Let $X$ be a connected compact Kähler complex manifold of complex dimension $n\ge 1$ with holomorphically trivial canonical bundle $K_X$, and let $\Omega\in H^0(X,K_X)$ be a nowhere-vanishing holomorphic $n$-form. Fix a Kähler class $\kappa\in H^2(X,\mathbb R)$, let $\omega$ be the unique Ricci-flat Kähler form in $\kappa$, and let $(S,0)$ be a smooth local polarized deformation space of the pair $(X,\kappa)$, represented by a smooth proper holomorphic Kähler family $\pi:\mathcal X\to S$ with central fibre $X_0=X$ and with a locally constant polarization class whose restriction to $X$ is $\kappa$. Assume the Kodaira-Spencer map identifies $T_0S$ with the corresponding subspace of $H^1(X,T_X)$.

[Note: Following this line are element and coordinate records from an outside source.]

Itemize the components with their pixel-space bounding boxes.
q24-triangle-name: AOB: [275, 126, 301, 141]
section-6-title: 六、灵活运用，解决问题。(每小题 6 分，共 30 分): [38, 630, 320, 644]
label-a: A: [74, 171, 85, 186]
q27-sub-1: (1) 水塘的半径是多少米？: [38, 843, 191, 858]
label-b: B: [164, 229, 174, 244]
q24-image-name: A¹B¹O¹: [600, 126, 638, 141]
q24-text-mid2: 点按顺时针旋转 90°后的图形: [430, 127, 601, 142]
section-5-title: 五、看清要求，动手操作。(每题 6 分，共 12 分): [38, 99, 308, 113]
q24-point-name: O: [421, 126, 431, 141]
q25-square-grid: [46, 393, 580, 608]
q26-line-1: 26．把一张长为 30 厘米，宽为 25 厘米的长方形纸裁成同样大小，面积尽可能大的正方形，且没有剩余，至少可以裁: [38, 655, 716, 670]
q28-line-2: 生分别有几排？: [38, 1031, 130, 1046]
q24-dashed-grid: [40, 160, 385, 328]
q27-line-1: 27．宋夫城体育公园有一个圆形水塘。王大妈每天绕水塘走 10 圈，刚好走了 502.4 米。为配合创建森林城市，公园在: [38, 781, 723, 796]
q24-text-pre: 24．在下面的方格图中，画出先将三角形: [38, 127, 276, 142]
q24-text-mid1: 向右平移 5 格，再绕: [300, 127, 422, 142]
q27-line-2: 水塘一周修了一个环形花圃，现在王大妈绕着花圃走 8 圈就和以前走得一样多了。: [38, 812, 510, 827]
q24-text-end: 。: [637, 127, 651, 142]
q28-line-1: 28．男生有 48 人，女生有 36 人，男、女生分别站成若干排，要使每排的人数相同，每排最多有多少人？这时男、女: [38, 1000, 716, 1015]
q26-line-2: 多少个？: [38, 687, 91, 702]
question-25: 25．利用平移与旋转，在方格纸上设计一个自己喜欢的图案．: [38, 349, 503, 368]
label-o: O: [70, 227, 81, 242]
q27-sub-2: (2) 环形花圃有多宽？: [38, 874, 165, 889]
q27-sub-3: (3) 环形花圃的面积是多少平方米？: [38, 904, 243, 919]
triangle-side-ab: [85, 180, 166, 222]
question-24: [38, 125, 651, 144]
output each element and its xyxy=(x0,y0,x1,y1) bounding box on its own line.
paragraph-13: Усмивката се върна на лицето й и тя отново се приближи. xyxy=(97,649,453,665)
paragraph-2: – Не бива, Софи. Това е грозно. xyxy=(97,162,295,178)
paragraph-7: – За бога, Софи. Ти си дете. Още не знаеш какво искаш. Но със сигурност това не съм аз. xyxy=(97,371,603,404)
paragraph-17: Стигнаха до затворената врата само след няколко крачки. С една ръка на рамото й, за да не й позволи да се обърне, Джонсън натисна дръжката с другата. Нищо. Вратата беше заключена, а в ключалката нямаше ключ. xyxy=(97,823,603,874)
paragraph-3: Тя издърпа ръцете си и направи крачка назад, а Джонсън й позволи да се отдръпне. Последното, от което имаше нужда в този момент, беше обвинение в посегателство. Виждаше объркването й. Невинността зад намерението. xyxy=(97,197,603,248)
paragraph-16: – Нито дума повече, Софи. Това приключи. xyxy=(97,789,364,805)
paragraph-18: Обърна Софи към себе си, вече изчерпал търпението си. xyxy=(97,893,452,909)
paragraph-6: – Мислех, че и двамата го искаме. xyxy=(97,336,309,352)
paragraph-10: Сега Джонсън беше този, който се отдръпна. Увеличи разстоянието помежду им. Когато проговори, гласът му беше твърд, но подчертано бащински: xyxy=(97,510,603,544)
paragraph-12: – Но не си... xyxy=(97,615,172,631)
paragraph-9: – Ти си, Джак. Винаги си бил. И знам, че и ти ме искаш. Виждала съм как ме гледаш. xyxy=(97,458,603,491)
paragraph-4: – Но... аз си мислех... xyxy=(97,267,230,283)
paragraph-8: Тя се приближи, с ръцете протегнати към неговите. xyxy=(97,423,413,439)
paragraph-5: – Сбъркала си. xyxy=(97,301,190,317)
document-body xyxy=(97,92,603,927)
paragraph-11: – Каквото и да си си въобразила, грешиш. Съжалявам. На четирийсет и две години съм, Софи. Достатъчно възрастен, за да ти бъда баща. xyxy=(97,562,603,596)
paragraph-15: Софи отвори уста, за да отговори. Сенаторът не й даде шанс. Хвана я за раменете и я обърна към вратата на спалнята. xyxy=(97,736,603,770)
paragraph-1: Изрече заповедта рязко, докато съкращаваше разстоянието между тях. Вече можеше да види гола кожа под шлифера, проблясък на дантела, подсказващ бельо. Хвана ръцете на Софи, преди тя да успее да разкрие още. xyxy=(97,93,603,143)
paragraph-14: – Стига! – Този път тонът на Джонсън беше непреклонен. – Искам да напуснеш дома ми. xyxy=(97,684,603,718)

For $v,w\in T_0S$, let $\varphi,\psi\in A^{0,1}(X,T_X)$ be the $\omega$-[harmonic representatives](/theorems/2747) of the corresponding Kodaira-Spencer classes. Let $[X]$ denote the oriented fundamental class of the underlying real manifold of $X$, and let $\mathcal I_X:A^{n,n}(X)\to\mathbb C$ denote integration of top-degree smooth complex forms over the oriented real manifold $X$, equivalently evaluation of the de Rham class on $[X]$. Define the Hodge norm of the period line generated by $\Omega$ by

\begin{align*} \|\Omega\|^2:=i^{n^2}\mathcal I_X(\Omega\wedge\overline{\Omega}). \end{align*}

Assume the Weil-Petersson Hermitian form is defined as the positive curvature Hermitian form of the Hodge metric on the Hodge line $F^n=H^{n,0}$, with the primitive Hodge-Riemann convention on polarized primitive classes in $H^{n-1,1}(X)$ given by

\begin{align*} (\alpha,\beta)_{\mathrm{HR}}:=(-1)^{n(n-1)/2}i^{n-2}\mathcal I_X(\alpha\wedge\overline{\beta}). \end{align*}

Here primitive means annihilated by cup product with $\kappa$, equivalently by wedging harmonic representatives with $\omega$. Then the polarized infinitesimal period classes $[\varphi\lrcorner\Omega]$ and $[\psi\lrcorner\Omega]$ are primitive, and

\begin{align*} g^{\mathrm{WP}}_0(v,w)=\frac{(-1)^{n(n-1)/2}i^{n-2}\mathcal I_X((\varphi\lrcorner\Omega)\wedge \overline{(\psi\lrcorner\Omega)})}{i^{n^2}\mathcal I_X(\Omega\wedge\overline{\Omega})}. \end{align*}

Equivalently,

\begin{align*} g^{\mathrm{WP}}_0(v,w)=\frac{([\varphi\lrcorner\Omega],[\psi\lrcorner\Omega])_{\mathrm{HR}}}{\|\Omega\|^2}. \end{align*}